Sahaj Agrawal, Head of Research- Derivatives at Kotak Securities
“Markets have been consolidating in the range of 10,000-10,300 since the past few trading sessions. Midcap space witnessed build up in momentum and we expect the same to continue. Currently all data parameters suggest buying on dips. On the sectoral front expect banking and metal stocks to lead while positivity is also seen in auto and commodity space.”
Rahul Sharma, Head of Research, Equity99 Advisors
"Markets will react to the US Fed meet outcome in early trade on Thursday i.e. June 11. We reiterate our view focusing more on banking and financials as they hold the key for further up move in the Nifty else consolidation may continue."
"Of late, foreign portfolio investors too have turned positive on the Indian markets and were seen as net buyers in today's markets. With the gradual easing of lockdown restrictions, traders have now started building up a recovery in the economy which would be led state-owned companies. FPIs too are churning their India portfolio and adding more state-owned companies and debt-free companies."

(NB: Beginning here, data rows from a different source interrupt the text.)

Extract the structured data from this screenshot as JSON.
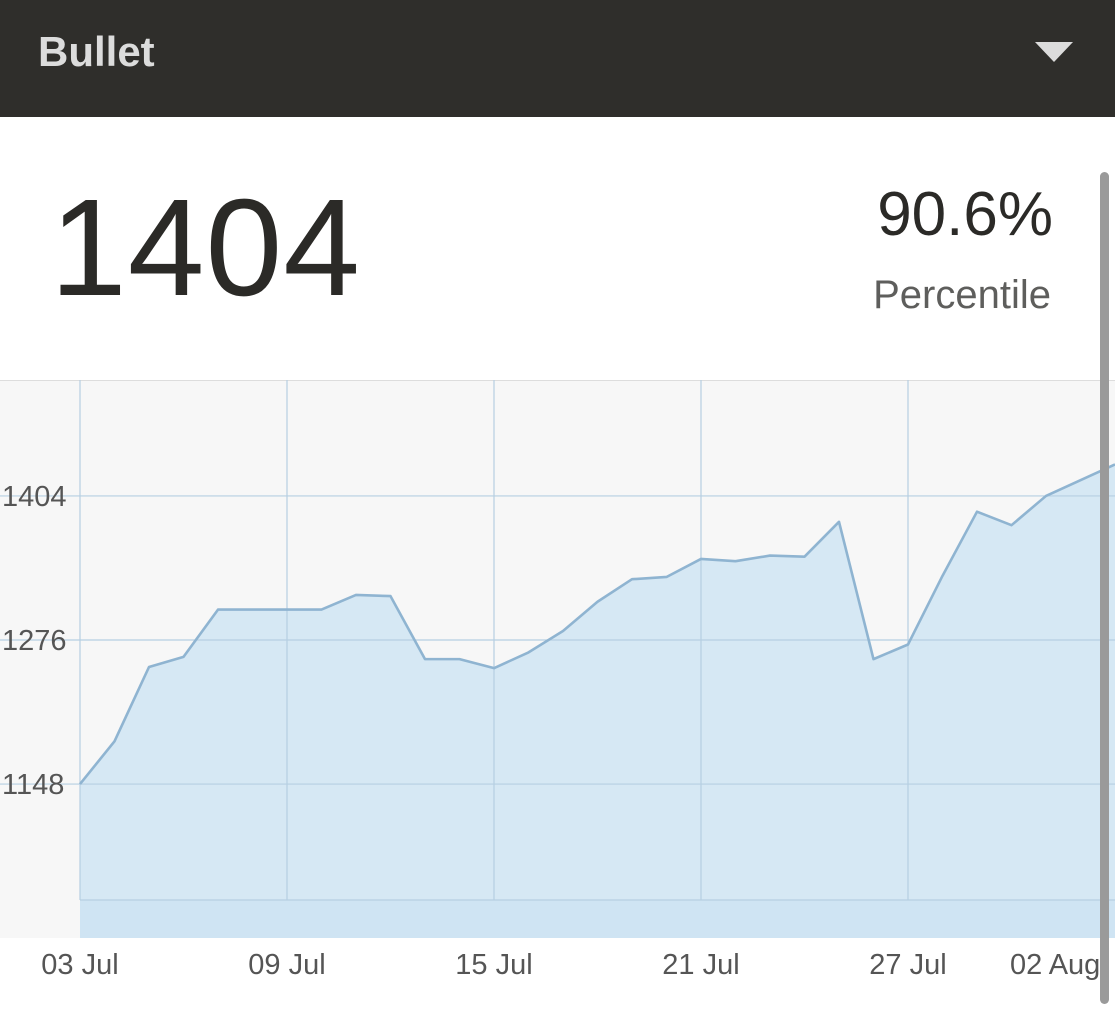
{
  "header": {
    "title": "Bullet",
    "dropdown_icon": "triangle-down-icon"
  },
  "summary": {
    "rating": "1404",
    "percentile_value": "90.6%",
    "percentile_label": "Percentile"
  },
  "colors": {
    "header_bg": "#2f2e2b",
    "line": "#8fb4d1",
    "area": "#d6e8f4",
    "grid": "#b6cfe2",
    "plot_bg": "#f7f7f7"
  },
  "chart_data": {
    "type": "area",
    "y_ticks": [
      1148,
      1276,
      1404
    ],
    "y_tick_labels": [
      "1148",
      "1276",
      "1404"
    ],
    "x_ticks": [
      "2023-07-03",
      "2023-07-09",
      "2023-07-15",
      "2023-07-21",
      "2023-07-27",
      "2023-08-02"
    ],
    "x_tick_labels": [
      "03 Jul",
      "09 Jul",
      "15 Jul",
      "21 Jul",
      "27 Jul",
      "02 Aug"
    ],
    "ylim": [
      1045,
      1507
    ],
    "xlim": [
      "2023-07-03",
      "2023-08-02"
    ],
    "grid": true,
    "series": [
      {
        "x": [
          "2023-07-03",
          "2023-07-04",
          "2023-07-05",
          "2023-07-06",
          "2023-07-07",
          "2023-07-08",
          "2023-07-09",
          "2023-07-10",
          "2023-07-11",
          "2023-07-12",
          "2023-07-13",
          "2023-07-14",
          "2023-07-15",
          "2023-07-16",
          "2023-07-17",
          "2023-07-18",
          "2023-07-19",
          "2023-07-20",
          "2023-07-21",
          "2023-07-22",
          "2023-07-23",
          "2023-07-24",
          "2023-07-25",
          "2023-07-26",
          "2023-07-27",
          "2023-07-28",
          "2023-07-29",
          "2023-07-30",
          "2023-07-31",
          "2023-08-01",
          "2023-08-02"
        ],
        "values": [
          1148,
          1186,
          1252,
          1261,
          1303,
          1303,
          1303,
          1303,
          1316,
          1315,
          1259,
          1259,
          1251,
          1265,
          1284,
          1310,
          1330,
          1332,
          1348,
          1346,
          1351,
          1350,
          1381,
          1259,
          1272,
          1333,
          1390,
          1378,
          1404,
          1418,
          1432
        ]
      }
    ]
  }
}
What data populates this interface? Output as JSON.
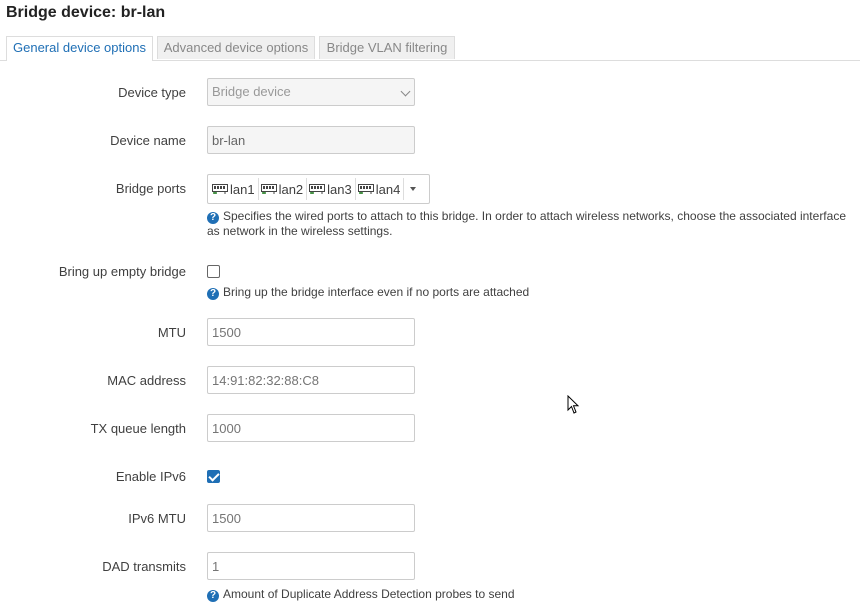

Manish Hathiramani, Technical Analyst, Deen Dayal Investment
"The markets traded sideways the entire day. What needs to be seen is if we can go past 10200 in the next two trading sessions. If we do that, we would resume the uptrend. Else 10,000 needs to hold, failing which we should be headed southwards."
Vishal Wagh, Research Head, Bonanza Portfolio
"Going forward, 10000 will work as support and 10325 will work as resistance for Nifty. Whereas, Banknifty will find support around 20500 below which a stiff fall can be seen and resistance near to 21680."